Marie-Helene raised an eyebrow, but she gamely launched into a story about seashells, and her grandmother’s spoon collection, and a pencil she stole from her postman. It was a well-told story, funny and smart. I stopped listening almost immediately. Instead, I took her hand in mine and set off toward her studio in a wandering sort of way.
“Do you have any of that old work up there?” I asked when we reached the door.
“I don’t,” she said. “Are you trying to get me alone, Simon Harrington?”
The last name Holmes had given me. “I might be.”

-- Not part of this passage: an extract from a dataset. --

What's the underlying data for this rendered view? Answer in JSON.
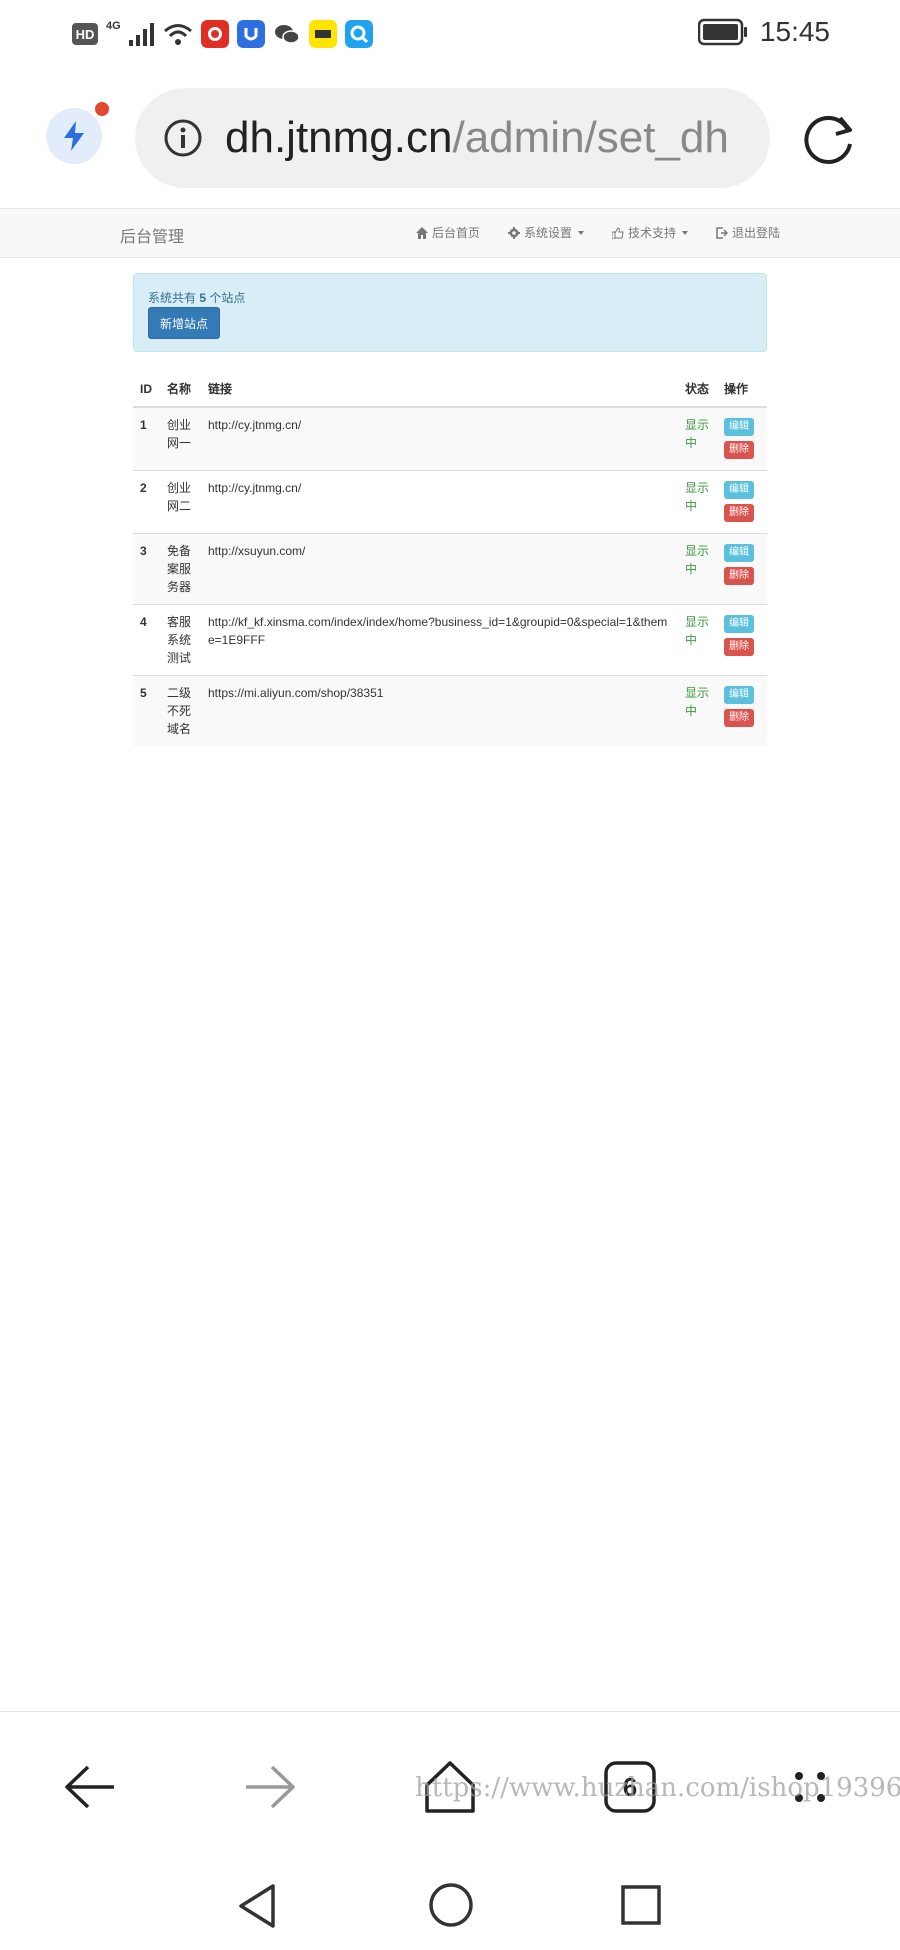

I watched her think about it. The tip of her nose was pink in the cold, and she was wearing some bright lipstick that made her look like she’d wandered in out of a fairy tale. And I didn’t want to kiss her. How did I not want to kiss her? I’d been completely ruined.
“Okay,” she said shyly. “I’ll show you my paintings.”
“Is anyone else around?” I asked as she fiddled with the keys.
“It’s only a few days till Christmas. I’m going home tomorrow, but I think that I might be the last one here.”
“Good,” I said, too eagerly. There’d be fewer witnesses, fewer occupied studios, and I wanted to dig around. If I could, I wanted to rule out Nathaniel’s students as suspects. I liked Marie-Helene. In another life, I could’ve liked her a lot, and I wanted to stop wondering how I could use her as a tool in our case.
The studios were dark, except for the pale winter afternoon streaming in through the windows, and Marie-Helene didn’t bother to flick on any lights as we went along. Not until we got to her space at the end of the row, and she hoisted herself up onto her worktable, kicking her legs.
“Hi,” she said, biting her lip.
Crap, I thought. Because of course. Of course I’d be expected to make a move here. Touch her neck. Kiss her; hell, maybe sing her an L.A.D song—do something to live up to the ridiculous texts Holmes had been sending.
They were ridiculous texts, and in more ways than one. There had to have been a way to arrange this meeting without all that over-the-top flirting. If they’d gotten friendly last night, why hadn’t Holmes gone and met Marie-Helene herself? She was the better detective. We both knew it.
Okay, I’d been kind of petty that night before, keeping my arm around Marie-Helene, bragging to Holmes that the French girl liked me, Ha-ha, I don’t care that August is hanging around, I have someone, too, and yeah, it was kind of a dick move, but I thought she’d brushed it off, and Oh my God, I thought, she’s totally setting me up. Either she knows I’m going to totally cock this up, or—
Or she knew I was going to cock this up, and she wanted me to go after Marie-Helene and leave her, Holmes, the hell alone. I could see it now, her laughing to August about it—You know what Watson’s like, she’d say. It’s never been about me. He likes every pretty girl.
Well, there’s a pretty girl right now, I thought, that wants me, and I let Simon come crawling out of his cave. I slipped my arms around Marie-Helene’s waist and kissed her like a man coming home from war.
Here was another point under the “monster” column: it was a good kiss. She leaned into me, she put her hands in my hair, she pulled me down into her like she wanted me, like I wasn’t the terrible person Holmes thought I was, like I was somehow good enough for a girl like her.
Like Marie-Helene, I mean. Of course that was what I meant.
With a small noise, she drew me in closer, pulling out the tails of my shirt so she could touch my stomach. Her hands were warm, but they were still in her gloves. We realized it at the same time, and laughing, she pulled them off, one, two, with her teeth. Something pulled hard in my chest, something open and raw. I wanted to get my hands under her jacket. Unbutton her blouse.
A bigger part of me wanted to be back in Sciences 442, knee-to-knee with Charlotte Holmes, while she talked to me about her vulture skeletons.
“Hey,” I said to Marie-Helene, out of breath, “hey, you’re leaving tomorrow. Isn’t this a little fast?”
“I don’t think so.” She traced a finger up my arm.
“I think—I think it is for me, actually.”